A PDF of the student activity is included.

Achievement Objectives
GM2-5: Create and use simple maps to show position and direction.
GM2-6: Describe different views and pathways from locations on a map.
GM3-1: Use linear scales and whole numbers of metric units for length, area, volume and capacity, weight (mass), angle, temperature, and time.
Student Activity

Click on the image to enlarge it. Click again to close. Download PDF (189 KB)

Description of Mathematics

Being able to successfully interpret maps and plans is an important skill. Exploring a 2-dimensional representation of a familiar environment is a good way to develop map-reading skills.

Required Resource Materials
FIO, Technology Rules!, Levels 2+-3+, Wheelchair Access, page 19

a measuring tape

classmates

Activity

In this activity, students investigate the wheelchair-friendliness of their school. They use their findings to mark routes on a school map.
Give your students an outline map of your school and ask them to locate and label the main buildings and features. For more work on mapping, see Around School in Geometry, levels 3–4, Figure It Out. Working in pairs or in a group to complete this task develops the key competency participating and contributing.
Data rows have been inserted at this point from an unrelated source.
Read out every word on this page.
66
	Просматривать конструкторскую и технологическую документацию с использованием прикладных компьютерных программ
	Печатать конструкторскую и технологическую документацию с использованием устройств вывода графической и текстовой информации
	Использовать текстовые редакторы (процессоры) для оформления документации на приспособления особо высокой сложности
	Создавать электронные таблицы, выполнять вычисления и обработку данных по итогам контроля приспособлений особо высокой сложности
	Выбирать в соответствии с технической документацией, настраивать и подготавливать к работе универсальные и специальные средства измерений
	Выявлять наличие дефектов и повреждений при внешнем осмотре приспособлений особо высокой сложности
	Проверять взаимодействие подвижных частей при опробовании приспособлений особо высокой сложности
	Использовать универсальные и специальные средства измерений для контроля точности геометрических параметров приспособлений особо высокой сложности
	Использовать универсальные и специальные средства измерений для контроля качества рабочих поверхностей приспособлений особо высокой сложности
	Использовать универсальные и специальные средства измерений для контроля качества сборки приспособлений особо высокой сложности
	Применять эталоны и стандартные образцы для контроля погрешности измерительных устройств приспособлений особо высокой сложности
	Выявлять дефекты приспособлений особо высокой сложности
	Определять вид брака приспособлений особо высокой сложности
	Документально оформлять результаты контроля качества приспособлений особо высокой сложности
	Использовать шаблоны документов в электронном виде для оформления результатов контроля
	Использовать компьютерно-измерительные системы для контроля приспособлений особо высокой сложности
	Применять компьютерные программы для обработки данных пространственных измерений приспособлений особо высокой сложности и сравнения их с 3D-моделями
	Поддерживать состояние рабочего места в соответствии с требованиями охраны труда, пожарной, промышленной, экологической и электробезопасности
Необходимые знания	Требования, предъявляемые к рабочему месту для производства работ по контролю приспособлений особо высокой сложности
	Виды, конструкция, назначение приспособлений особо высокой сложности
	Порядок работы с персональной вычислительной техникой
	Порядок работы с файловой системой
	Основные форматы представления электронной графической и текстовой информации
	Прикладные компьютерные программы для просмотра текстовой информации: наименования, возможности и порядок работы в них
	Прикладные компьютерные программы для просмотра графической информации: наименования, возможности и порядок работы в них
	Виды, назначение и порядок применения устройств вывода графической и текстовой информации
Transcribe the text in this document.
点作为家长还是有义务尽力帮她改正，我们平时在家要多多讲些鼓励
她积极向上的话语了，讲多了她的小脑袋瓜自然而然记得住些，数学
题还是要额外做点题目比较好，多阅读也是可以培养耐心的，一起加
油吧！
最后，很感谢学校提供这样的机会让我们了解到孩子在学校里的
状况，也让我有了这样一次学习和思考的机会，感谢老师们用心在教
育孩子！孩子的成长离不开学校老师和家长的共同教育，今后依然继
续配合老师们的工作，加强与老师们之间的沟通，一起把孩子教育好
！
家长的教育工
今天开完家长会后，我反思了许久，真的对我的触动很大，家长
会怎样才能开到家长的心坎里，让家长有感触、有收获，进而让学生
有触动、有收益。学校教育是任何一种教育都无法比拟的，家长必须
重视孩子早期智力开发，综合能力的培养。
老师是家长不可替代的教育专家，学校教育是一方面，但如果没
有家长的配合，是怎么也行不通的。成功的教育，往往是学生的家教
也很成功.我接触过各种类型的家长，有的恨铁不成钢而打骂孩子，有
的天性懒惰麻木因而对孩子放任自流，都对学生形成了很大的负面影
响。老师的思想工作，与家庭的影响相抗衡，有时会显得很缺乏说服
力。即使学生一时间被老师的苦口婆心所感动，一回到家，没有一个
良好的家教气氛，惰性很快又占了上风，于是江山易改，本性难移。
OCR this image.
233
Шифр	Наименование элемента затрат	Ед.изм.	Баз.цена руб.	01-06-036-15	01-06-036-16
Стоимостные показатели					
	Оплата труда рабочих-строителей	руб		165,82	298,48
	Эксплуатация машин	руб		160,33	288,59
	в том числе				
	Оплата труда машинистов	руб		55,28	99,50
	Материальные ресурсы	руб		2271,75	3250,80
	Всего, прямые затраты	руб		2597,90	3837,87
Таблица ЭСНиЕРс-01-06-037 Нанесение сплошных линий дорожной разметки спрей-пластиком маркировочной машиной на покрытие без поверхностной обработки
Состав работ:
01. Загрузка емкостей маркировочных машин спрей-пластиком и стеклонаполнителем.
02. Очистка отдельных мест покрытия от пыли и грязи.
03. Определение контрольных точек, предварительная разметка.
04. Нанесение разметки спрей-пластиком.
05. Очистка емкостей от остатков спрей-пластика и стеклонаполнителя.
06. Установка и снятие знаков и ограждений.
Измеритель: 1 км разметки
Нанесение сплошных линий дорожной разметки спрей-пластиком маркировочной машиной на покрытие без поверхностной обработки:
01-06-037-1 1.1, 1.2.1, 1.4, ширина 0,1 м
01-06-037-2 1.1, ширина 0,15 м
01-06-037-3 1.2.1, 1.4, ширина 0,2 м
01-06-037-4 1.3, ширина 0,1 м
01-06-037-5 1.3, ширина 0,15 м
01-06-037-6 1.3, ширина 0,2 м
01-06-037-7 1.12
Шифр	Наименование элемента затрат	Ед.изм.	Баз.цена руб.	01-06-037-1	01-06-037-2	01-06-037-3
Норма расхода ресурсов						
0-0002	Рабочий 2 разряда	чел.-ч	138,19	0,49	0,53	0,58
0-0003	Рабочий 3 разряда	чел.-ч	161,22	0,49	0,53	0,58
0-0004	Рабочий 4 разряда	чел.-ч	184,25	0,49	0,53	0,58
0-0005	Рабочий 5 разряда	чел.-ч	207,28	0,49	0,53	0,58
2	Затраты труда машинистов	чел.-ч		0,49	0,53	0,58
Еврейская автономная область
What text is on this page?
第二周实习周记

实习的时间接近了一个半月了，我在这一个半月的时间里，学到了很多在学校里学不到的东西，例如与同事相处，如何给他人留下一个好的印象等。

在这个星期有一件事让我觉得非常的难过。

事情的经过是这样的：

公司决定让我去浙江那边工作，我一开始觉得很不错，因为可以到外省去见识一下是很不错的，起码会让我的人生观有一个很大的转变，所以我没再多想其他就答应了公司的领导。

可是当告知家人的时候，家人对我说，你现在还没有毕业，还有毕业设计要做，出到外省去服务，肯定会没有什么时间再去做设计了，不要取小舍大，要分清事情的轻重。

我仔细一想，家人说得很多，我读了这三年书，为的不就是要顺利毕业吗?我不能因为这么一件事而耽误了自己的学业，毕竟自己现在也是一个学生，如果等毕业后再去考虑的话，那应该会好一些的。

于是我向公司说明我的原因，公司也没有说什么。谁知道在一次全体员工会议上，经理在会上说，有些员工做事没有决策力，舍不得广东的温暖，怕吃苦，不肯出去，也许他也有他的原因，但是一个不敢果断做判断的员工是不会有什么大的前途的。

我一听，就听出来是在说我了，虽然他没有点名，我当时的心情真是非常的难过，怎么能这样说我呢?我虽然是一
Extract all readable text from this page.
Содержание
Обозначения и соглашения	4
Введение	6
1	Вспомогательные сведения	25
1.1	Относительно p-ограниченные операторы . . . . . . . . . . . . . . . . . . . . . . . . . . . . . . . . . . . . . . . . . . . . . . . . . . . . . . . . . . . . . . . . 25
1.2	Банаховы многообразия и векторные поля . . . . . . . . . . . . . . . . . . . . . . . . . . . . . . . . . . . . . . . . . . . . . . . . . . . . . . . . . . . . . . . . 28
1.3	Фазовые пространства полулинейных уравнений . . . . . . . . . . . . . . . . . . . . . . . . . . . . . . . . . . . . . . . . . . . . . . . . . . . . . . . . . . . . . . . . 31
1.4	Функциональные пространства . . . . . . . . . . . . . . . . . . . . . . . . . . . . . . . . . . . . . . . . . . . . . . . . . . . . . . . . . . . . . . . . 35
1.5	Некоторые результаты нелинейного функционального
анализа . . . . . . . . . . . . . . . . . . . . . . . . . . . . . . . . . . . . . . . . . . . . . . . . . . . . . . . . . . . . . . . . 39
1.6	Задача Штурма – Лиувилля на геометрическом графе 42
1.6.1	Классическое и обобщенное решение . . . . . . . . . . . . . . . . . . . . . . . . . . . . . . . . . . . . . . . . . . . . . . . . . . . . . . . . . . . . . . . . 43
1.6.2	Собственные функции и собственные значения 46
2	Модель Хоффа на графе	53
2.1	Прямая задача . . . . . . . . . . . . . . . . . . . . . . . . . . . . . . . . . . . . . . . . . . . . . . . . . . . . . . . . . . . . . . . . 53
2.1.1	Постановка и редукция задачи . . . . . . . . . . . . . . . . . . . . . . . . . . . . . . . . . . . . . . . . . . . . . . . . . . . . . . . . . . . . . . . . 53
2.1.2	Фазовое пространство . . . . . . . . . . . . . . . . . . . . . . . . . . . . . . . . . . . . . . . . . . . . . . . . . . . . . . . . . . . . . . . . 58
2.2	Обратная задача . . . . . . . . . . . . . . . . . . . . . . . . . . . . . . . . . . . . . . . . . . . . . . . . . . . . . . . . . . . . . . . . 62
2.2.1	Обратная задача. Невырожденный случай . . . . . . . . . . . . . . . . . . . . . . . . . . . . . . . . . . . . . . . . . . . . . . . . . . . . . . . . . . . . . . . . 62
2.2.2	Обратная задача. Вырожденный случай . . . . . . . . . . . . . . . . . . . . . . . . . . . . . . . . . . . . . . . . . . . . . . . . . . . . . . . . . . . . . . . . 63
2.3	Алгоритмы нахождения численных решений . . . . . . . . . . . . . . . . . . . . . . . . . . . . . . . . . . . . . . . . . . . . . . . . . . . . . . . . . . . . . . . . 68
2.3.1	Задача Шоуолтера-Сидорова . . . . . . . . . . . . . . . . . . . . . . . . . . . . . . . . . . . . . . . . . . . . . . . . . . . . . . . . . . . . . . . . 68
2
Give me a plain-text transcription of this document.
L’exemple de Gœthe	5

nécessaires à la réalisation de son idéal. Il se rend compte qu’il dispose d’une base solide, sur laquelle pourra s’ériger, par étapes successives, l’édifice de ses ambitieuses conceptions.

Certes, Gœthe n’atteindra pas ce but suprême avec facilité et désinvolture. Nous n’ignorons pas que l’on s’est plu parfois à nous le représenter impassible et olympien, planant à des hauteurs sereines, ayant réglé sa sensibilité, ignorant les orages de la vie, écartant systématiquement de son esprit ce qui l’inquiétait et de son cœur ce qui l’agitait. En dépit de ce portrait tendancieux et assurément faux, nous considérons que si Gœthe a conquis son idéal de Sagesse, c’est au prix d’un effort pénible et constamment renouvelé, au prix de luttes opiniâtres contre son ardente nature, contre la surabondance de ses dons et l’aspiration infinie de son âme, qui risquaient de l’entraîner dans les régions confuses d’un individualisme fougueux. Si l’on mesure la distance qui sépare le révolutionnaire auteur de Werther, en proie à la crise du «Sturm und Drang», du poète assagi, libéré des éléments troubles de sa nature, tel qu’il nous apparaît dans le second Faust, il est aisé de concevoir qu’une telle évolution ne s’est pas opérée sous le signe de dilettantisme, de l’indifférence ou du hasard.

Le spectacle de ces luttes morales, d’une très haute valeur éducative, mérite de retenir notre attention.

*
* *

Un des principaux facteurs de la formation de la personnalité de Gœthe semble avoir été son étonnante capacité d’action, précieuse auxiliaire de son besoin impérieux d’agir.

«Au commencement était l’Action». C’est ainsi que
To illustrate the shape of a turning space, ask two students to link arms. Tell the students to walk a few paces and then turn around without unlinking their arms. They should see that the turning space is circular. The width of a circle is known as the diameter. The students can use a variety of strategies to check whether a turning space has a diameter of 1 500 mm. One approach is for two students to work with a 750 mm piece of string. One student holds one end of the string in the middle of an area. The second student circles the first student, holding the string taut.

#### Technology-related student activities

• Explore the local community, looking for examples of designs that could pose difficulties for people.
• Design a user-friendly device for someone with a particular challenge, for example, someone with arthritis who has difficulty putting on socks.
• Suggest modifications to improve the user-friendliness of existing products, such as bikes, instruction manuals, computers.

Useful websites include:

#### Exploring the technology-related context

User-friendliness is an important concept in technology. Ideally a product, system, or environment should be safe and pose few problems for users, including people with special needs. Sometimes, completely new technologies are needed to assist these people.